Siyah peleriniyle çıkagelen bir adam aceleyle ona yürüdü, pelerinin yamalı cebinden bir parşömen çıkarıp karalamaya başladı.
‘’Zeynep Keskin mi?’’
‘’Evet…’’
‘’04.02.1998 doğum tarihi?’’
‘’Hı hı…’’
‘’04.02.2019 ölüm tarihi?’’
‘’Sanırım.’’
‘’İntihar olacaktı, değil mi?’’
‘’Öyle olmalı.’’
Oyma kalemi kağıt üstünde biraz gezdirdikten sonra yeniden cebine yerleştirdi.
‘’Kusura bakma, biraz geciktim. Köşe başında bir kalp krizi vardı, üçkağıtçı bir herif yüzünden kadın mefta oldu. Ben de merak ettim doğrusu, adam bu sefer ne yapacak diye.’’
‘’Sen Azrail misin? Ya da onun gibi bir şey?’’

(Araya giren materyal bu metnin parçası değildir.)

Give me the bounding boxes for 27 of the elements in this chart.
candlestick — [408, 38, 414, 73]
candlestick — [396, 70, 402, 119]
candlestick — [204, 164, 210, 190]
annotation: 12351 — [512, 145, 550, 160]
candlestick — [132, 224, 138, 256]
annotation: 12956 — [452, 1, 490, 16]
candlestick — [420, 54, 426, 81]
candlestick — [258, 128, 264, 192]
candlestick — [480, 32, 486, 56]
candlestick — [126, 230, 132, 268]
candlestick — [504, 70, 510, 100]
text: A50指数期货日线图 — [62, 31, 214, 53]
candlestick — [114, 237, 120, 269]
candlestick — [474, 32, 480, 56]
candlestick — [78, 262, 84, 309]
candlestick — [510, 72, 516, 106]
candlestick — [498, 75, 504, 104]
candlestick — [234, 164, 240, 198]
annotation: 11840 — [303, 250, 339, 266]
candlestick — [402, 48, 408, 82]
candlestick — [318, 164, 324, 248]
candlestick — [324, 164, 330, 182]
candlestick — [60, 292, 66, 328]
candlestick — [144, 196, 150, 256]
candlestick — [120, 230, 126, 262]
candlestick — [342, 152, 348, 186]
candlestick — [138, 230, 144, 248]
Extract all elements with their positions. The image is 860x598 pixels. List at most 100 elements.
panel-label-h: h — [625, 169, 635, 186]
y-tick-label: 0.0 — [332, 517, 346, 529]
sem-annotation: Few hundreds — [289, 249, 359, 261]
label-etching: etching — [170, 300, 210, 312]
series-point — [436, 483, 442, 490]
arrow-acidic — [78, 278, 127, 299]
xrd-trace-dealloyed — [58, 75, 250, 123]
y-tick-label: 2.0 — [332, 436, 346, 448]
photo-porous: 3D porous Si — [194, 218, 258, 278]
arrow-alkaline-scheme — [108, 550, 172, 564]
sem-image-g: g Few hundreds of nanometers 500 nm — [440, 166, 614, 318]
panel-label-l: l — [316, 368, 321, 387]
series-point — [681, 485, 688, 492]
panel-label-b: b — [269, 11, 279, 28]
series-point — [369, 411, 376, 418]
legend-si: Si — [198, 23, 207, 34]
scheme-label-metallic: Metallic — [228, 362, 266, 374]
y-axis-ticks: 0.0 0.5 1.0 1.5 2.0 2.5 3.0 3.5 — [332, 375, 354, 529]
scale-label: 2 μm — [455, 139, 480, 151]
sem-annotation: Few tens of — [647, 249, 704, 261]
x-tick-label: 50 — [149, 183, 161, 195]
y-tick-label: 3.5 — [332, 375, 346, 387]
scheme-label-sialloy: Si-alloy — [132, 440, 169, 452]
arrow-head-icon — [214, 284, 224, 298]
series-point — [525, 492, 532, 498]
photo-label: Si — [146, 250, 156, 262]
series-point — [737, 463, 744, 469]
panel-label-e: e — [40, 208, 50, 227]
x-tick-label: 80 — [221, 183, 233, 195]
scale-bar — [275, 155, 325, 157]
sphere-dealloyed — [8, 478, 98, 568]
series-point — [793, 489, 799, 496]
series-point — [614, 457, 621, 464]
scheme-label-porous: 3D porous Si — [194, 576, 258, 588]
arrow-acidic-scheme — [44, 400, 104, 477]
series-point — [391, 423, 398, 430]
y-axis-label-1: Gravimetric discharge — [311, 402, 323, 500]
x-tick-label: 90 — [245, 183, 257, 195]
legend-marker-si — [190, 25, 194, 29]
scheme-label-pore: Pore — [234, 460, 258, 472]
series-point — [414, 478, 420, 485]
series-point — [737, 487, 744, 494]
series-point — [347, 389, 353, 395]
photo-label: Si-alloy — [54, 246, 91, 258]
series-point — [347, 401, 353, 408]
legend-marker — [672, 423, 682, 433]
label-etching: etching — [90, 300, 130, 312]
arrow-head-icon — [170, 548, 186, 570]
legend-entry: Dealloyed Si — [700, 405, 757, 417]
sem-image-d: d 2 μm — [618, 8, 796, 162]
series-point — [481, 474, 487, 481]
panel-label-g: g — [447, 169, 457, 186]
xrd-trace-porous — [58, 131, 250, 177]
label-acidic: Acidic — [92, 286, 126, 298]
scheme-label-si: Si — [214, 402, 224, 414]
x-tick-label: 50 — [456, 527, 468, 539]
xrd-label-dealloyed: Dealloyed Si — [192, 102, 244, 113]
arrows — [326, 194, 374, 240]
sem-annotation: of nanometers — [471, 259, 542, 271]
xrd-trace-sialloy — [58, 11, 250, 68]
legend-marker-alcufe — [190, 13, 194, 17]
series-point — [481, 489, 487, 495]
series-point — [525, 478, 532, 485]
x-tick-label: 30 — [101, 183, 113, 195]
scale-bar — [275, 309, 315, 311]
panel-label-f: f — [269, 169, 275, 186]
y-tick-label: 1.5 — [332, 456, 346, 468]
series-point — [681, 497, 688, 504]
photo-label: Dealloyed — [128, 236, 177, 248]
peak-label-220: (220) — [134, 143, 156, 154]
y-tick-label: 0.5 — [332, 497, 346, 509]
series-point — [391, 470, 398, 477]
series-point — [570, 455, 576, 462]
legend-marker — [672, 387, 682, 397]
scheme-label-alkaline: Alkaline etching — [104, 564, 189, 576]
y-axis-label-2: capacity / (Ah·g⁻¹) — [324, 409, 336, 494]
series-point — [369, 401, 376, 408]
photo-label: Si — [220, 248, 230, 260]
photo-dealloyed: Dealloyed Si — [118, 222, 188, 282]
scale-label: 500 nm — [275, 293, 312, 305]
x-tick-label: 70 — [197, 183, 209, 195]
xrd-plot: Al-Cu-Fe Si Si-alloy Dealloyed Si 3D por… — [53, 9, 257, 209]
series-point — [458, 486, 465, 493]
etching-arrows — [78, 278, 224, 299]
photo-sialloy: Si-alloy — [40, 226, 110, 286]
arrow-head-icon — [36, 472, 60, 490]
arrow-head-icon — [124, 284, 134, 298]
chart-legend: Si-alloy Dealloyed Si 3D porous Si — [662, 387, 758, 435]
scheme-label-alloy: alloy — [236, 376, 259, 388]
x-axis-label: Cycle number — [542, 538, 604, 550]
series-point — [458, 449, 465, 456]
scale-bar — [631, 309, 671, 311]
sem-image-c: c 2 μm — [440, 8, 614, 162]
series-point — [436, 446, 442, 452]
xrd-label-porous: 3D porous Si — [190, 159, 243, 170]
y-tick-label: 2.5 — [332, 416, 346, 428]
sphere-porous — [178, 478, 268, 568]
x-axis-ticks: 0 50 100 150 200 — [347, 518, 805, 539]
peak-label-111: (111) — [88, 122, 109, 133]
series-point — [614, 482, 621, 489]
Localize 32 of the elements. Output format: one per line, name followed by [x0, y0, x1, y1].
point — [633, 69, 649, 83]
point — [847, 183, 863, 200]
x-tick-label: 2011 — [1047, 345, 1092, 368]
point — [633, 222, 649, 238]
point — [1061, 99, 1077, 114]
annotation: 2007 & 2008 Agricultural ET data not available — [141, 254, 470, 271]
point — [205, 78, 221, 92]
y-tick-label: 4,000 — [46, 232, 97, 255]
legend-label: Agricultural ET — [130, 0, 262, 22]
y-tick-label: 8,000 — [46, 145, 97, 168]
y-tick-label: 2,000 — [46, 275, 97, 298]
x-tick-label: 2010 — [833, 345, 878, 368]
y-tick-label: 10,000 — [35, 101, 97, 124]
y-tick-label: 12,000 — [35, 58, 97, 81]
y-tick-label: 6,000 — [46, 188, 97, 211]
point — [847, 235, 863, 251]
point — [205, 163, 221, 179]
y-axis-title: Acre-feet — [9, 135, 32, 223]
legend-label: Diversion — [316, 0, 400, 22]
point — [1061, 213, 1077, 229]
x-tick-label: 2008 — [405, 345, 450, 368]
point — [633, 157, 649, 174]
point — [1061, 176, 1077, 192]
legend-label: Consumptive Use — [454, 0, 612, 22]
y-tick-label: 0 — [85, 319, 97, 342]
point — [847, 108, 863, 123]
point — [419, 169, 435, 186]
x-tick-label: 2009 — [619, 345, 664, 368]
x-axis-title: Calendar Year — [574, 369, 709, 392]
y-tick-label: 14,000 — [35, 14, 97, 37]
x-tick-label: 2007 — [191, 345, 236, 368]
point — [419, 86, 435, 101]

‘’Onun gibi bir şey mi? Şimdi de öyle mi diyorlar?’’ Kendi kendine homurdandı.
‘’Yeni nesil çok kötü geliyor. Ne hayal gücü kaldı ne yaratıcılık? Ah ah, nerede o eski lakırdılar!’’
Eteklerini toplayıp aceleyle yürümeye başladı. Zeynep, Azrail’in yanında bir de kadın olduğunu fark etmemişti.
‘’Siz?’’
‘’Kalp krizi vakıası, evet, o benim.’’ Arkasında bir curcuna ve beraberinde bedenini bırakan Zeynep, Azrail’i takip ederken kuşkuluydu. Cesedine işaret etti.
‘’O ne olacak?’’
Azrail duraksadı.
‘’Ne ne olacak, tatlım? Ha, o mu? Benim işim değil. Eh, mezarına kadar benim himayemde olduğuna göre senin de işin değil. Artık ona ihtiyacın yok. Arada terk etmek istemeyenler falan oluyor, uğraştırıyorlar beni. Aman ha canım, bir de senden çekmeyeyim. Bizim meslek de zor iş.’’
Azrail, kolunu kadının omzuna dolayıp yürümeye devam etti.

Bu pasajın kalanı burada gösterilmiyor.